Inoltre, bisognerà anche tener conto del fatto che l'esempio scelto da Dante per illustrare «lo senso allegorico secondo che per li poeti è usato» presenta un’ambivalenza cospicua (e voluta?): «dice Ovidio che Orfeo facea colla cetera mansuete le fiere, e li arbori e le pietre a sé muovere». Per li poeti, questa bella menzogna significava:
che lo savio uomo collo strumento della sua voce faccia mansuescere ed umiliare li crudeli cori, e faccia muovere alla sua volontade coloro che [non] hanno vita di scienza e d’arte; e coloro che non hanno vita ragionevole alcuna sono quasi come pietre. (Conv.
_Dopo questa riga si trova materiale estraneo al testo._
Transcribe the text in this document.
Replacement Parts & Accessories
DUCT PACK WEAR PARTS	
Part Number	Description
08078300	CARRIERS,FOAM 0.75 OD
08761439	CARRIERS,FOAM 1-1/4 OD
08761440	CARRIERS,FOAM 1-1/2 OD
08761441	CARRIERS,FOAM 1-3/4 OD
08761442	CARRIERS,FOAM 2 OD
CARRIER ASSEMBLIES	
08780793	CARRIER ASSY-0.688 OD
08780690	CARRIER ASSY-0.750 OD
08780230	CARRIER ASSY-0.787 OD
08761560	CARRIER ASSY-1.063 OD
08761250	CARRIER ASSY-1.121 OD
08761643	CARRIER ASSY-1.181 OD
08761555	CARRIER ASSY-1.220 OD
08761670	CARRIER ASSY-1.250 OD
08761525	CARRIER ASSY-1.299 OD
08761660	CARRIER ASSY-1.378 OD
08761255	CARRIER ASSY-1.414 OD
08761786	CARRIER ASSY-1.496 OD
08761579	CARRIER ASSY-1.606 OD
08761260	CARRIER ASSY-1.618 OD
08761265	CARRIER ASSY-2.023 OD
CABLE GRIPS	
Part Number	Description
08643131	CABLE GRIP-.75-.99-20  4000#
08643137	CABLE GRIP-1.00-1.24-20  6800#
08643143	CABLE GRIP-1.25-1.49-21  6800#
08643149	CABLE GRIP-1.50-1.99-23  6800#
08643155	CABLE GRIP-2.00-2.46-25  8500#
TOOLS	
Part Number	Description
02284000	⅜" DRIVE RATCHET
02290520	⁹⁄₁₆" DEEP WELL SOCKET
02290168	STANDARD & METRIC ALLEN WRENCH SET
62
II i 4)
Ciononostante, «li teologi questo senso prendono altrimenti che li poeti», per cui, conformemente al senso allegorico che trattava de Christo et Ecclesia, la figura di Orfeo veniva anche interpretata come figura Christi .
Per concludere, vorrei anzitutto richiamare ancora una volta l’attenzione del lettore allo scopo che Dante si era prefisso nel secondo e terzo trattato del Convivio: cioè, dimostrare che le canzoni Voi che ‘tendendo il terzo ciel movete e Amor che nella mente mi ragiona non erano poesie d’amore scritte per una donna reale (e quindi ispirate da «levezza d'animo»), bensì poesie scritte per esaltare «la bellissima e onestissima figlia de lo imperadore de lo universo, a la quale Pittagora pose nome Filosofia» (Conv. II xv 12). Per realizzare questo suo intento, Dante si trovava quindi costretto a screditare il senso letterale delle proprie poesie: «per che l'ordine de l’opera domanda all’allegorica esposizione omai, seguendo la veritade, procedere» .
Comunque, come si è visto, è errato qualsiasi tentativo di estrapolare dal testo che abbiamo tentato di analizzare una «condanna» pronunciata dall’autore del Convivio contro ogni senso letterale poetico. Invece nel momento in cui egli affronta il valore dei vari sensi ermeneutici da applicare alle scritture, Dante si sofferma sulle divergenze che caratterizzavano le due forme del sensus allegoricus: da un lato, quella adoperata al fine di riscattare le favole poetiche («quae nec facta sunt, nec fieri possunt, quia contra naturam sunt»), e dall’altro, quella di cui si servono «li teologi» per interpretare la parola divina «cum de Christo et Ecclesia res exponitur».